Cumulative Trauma Disorders (CTDs) disebabkan oleh penggunaan alat-alat yang menekan tajam ke telapak tangan dan menimbulkan iritasi pada tendon. Kesalahan cara dalam memegang alat atau benda dengan menekan jari-jari ke ibu jari atau membawa benda dengan posisi pegangan pada titik jauh dari pusat gravitasi juga bisa menimbulkan CTDs (Rahmawati & Sugiharto, 2011). Gangguan CTDs dapat dicegah melalui (Desriani et al., 2017):
- Olahraga teratur untuk memperkuat tulang dan otot.
- Memperhatikan posisi tubuh saat bekerja agar terhindar dari risiko ergonomic. Untuk pekerja yang bekerja dalam waktu duduk yang lama dapat menambahkan bantalan pada kursi, agar sudut pada tungkai kaki tidak terlalu besar.

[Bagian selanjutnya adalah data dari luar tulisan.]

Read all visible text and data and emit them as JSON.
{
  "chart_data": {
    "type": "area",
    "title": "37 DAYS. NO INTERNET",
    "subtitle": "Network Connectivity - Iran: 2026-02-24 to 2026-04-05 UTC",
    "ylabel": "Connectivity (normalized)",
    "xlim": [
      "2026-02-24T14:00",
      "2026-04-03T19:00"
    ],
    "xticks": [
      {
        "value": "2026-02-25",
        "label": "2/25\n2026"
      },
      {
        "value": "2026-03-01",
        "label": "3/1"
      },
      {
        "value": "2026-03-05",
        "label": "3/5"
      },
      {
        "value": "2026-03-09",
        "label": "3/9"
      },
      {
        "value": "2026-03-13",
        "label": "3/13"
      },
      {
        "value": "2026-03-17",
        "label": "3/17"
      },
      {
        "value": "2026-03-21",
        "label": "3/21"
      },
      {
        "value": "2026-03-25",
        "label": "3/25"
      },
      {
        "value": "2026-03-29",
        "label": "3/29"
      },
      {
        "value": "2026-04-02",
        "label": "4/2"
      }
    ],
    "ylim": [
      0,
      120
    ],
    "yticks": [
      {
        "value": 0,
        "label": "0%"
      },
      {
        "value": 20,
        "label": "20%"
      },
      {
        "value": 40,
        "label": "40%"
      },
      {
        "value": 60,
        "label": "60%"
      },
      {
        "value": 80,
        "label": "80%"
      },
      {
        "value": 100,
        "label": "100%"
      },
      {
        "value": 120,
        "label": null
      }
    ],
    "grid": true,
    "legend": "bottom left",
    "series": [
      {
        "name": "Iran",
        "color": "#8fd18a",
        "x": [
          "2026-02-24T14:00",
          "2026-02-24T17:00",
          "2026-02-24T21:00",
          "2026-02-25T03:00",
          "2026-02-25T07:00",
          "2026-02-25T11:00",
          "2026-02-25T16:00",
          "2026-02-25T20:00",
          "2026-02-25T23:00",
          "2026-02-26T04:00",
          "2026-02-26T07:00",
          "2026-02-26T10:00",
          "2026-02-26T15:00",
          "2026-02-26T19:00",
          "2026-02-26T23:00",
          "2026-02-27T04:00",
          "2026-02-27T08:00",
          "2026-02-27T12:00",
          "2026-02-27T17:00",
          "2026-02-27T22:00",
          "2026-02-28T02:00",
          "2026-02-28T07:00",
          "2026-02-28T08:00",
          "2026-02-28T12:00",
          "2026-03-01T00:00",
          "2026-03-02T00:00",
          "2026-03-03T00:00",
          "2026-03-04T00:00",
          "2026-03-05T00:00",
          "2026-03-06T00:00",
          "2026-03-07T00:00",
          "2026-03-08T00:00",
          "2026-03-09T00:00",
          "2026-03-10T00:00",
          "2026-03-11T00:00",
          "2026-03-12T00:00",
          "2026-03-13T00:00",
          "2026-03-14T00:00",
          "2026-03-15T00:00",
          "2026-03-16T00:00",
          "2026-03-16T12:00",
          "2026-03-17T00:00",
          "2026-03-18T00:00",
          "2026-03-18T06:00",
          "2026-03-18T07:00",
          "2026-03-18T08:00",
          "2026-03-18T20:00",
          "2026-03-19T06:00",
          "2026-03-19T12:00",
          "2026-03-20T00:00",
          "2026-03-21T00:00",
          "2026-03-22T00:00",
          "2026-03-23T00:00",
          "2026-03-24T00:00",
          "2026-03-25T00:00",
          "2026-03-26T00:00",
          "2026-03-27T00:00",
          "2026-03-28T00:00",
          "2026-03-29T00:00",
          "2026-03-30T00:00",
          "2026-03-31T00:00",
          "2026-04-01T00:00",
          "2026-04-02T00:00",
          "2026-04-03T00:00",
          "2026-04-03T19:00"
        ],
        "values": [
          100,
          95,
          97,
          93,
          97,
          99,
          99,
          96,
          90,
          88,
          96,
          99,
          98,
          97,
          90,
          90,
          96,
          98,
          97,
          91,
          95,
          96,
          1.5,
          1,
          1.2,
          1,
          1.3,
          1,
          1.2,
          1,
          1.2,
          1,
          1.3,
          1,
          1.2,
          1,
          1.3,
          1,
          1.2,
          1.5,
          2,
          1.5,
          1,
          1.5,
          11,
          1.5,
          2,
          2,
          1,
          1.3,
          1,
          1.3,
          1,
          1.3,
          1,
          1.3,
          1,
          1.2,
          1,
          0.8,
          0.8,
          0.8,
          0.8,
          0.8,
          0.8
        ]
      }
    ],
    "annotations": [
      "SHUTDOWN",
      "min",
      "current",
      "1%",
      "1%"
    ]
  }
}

- Melakukan peregangan sebelum dan sesudah dan disela-sela waktu bekerja.
Â
DAFTAR PUSTAKA
Desriani, P., Jayanti, S., & Wahyuni, I. (2017). Hubungan sikap kerja dan karakteristik individu dengan gejala cumulative trauma disorders (ctds) pada pekerja bagian pencetakan kulit lumpia di Kelurahan Kranggan Semarang Tengah. Jurnal Kesehatan Masyarakat, 5(5), 299--311.
Farhan, F. S., & Kamrasyid, A. A. (2018). Faktor-faktor yang Mempengaruhi Timbulnya Carpal Tunnel Syndrome pada Pengendara Ojek. Jurnal Manajemen Kesehatan Yayasan RS. Dr. Soetomo, 4(2), 123--133.
Laksana, A. J., & Srisantyorini, T. (2020). Analisis risiko musculoskeletal disorders ( msds ) pada operator pengelasan ( welding ) bagian manufakturing di PT X Tahun 2019. AN-Nur: Jurnal Kajian Dan Pengembangan Kesehatan Masyarakat, 1(1), 64--73.
Mayasari, D., & Saftarina, F. (2016). Ergonomi sebagai upaya pencegahan musculoskeletal disorders pada pekerja. Jurnal Kesehatan Unila, 1(1), 369--379.
Nissa, P. C., Widjasena, B., & Suroto. (2015). Hubungan gerakan repetitif dan lama kerja dengan keluhan carpal tunnel syndrome pada mahasiswa teknik arsitektur. Jurnal Kesehatan Masyarakat, 3(3), 563--571.
Prasetyo, H., & Sutopo, W. (2018). Industri 4.0: telaah klasifikasi aspek dan arah perkembangan riset. Jurnal Teknik Industri, 13(1), 17--26.
Rahmawati, Y., & Sugiharto. (2011). Hubungan sikap kerja duduk dengan kejadian cumulative trauma disorder pekerja pengamplasan. Jurnal Kesehatan Masyarakat, 7(1), 8--14.